Selecting Issues

In order to select the issues that will be included in the report, you need to select an SLA Metric, a predefined JQL Filter and a date interval.

SLA Metric

SLA Metric lists the available SLA metrics on the system.

  • Next to each SLA metric in the list you will see the keys of JIRA projects that metric is used in. If a metric is used in more than one JIRA project, that metric name will have multiple project keys.
  • Unlike JIRA, you can select a metric that is used in more than one project and get a report that takes SLA data from multiple projects



JQL Filter

JQL Filter lists the saved JQL filters that the user can access.

  • Select the filter to be used for filtering issues for the report


Date Interval

Date selection window lets you select the beginning and end dates for the report.  

  • You can filter by Created, Updated, Resolved Date of issues and also by SLA Stop Date which is the date that the selected SLA Timer has ended for the issue.


Report Types

Once SLA metric, filter and date interval is selected, there are two types of reports Service Desk Reporter offers:

Performance Notes

For preparing reports, Service Desk Reporter uses the saved JQL filter you select to filter the issues and goes through all issues to calculate the report data.

To improve performance on screen display for List Reports, only issues shown on screen are subject to processing. For Excel reports, REST reports and Success Ratio Reports, all issues need to be processed so the processing time is longer.


List Reports with date interval based on SLA Stop Date

There is a special case for SLA Stop Date reports.
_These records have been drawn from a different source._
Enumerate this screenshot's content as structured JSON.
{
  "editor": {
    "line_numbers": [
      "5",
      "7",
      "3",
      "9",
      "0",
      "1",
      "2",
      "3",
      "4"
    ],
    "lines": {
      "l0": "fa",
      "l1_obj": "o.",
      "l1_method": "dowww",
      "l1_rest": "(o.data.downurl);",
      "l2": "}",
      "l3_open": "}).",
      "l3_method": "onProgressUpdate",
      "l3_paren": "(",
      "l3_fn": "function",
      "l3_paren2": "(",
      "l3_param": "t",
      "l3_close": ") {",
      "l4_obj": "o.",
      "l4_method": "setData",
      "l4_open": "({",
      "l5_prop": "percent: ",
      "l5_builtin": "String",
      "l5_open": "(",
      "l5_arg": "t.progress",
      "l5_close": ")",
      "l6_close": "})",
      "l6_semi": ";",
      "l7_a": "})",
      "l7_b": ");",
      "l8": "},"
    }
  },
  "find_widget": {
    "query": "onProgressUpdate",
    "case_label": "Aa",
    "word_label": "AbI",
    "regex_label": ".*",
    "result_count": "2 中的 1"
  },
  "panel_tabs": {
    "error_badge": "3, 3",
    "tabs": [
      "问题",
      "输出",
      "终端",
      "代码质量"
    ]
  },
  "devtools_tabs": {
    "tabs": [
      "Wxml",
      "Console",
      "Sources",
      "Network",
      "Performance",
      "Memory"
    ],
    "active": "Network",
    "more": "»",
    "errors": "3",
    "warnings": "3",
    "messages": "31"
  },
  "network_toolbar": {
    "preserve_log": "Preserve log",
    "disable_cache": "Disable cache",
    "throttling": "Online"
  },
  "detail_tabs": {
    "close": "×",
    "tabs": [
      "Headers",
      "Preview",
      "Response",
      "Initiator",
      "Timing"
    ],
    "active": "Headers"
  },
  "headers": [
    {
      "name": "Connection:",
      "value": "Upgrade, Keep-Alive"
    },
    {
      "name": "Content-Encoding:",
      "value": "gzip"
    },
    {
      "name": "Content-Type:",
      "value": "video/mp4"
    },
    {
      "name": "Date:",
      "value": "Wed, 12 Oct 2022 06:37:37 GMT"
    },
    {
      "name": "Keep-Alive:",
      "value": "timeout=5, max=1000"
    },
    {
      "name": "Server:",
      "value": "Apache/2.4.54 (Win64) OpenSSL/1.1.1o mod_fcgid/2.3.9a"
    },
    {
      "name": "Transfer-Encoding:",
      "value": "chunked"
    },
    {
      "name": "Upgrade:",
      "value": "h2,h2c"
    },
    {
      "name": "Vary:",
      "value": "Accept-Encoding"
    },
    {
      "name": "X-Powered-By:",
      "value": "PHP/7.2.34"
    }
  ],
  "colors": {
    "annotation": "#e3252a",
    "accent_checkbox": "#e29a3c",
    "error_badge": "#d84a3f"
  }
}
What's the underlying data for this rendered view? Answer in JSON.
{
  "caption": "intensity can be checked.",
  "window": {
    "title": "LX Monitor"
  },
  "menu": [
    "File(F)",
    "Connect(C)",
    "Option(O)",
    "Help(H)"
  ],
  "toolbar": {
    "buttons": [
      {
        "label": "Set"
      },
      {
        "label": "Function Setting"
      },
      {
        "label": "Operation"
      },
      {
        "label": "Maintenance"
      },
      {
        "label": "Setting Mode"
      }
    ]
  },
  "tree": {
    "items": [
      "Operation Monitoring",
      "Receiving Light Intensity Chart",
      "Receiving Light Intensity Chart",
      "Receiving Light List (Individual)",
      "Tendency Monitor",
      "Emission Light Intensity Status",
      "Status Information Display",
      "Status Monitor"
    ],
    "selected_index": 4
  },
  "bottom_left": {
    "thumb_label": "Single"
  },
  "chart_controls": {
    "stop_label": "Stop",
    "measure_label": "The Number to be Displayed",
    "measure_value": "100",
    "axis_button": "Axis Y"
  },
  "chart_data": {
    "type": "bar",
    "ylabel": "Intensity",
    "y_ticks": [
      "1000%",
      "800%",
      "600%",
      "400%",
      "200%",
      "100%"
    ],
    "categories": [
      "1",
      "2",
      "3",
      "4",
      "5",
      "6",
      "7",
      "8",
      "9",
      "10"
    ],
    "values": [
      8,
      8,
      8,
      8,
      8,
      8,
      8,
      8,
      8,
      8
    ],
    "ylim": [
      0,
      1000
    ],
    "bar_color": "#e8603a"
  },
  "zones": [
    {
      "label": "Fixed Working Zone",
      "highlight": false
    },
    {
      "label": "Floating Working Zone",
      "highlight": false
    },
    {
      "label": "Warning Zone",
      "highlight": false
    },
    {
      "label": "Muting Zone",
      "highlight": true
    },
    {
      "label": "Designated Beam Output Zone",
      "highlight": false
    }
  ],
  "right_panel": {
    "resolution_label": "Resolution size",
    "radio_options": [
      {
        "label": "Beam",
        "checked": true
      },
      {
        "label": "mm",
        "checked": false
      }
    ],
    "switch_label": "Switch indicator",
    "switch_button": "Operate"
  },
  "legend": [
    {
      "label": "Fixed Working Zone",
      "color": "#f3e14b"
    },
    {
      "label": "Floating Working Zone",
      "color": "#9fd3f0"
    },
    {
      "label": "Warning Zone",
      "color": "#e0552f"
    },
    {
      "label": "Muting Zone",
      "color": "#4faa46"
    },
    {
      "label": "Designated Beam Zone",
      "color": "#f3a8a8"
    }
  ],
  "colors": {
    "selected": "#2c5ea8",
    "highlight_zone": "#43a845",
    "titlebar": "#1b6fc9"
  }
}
JIRA does not allow filtering issues by SLA Stop Date via JQL so Service Desk Reporter does some clever processing to find desired issues. This clever process includes going through (is some cases almost) each issue individually and checking whether it should be included in the report or not. Going over each issue obviously has a higher processing cost on JIRA server, compared to created/updated/resolved date reports. The cost becomes prominent for large datasets (with thousands of issues). Calculation algorithm includes several optimizations to minimize this cost but there are things you can do to get faster results.

The cost is high if your saved filter includes lots of issues that will be excluded from the report (that have stop dates outside the selected date interval) so try to define a filter that will pre-exlude all irrelevant issues. (Ex: Try to filter out issues or issuetypes that do not have the SLA metric you selected defined for them. Try not to use your "All issues" filter (smile)  if you can)

If your saved filter includes lots of issues that will be excluded based on their SLA Stop Dates, the very last page of the report displayed on screen might take significanlty more to process, so be patient.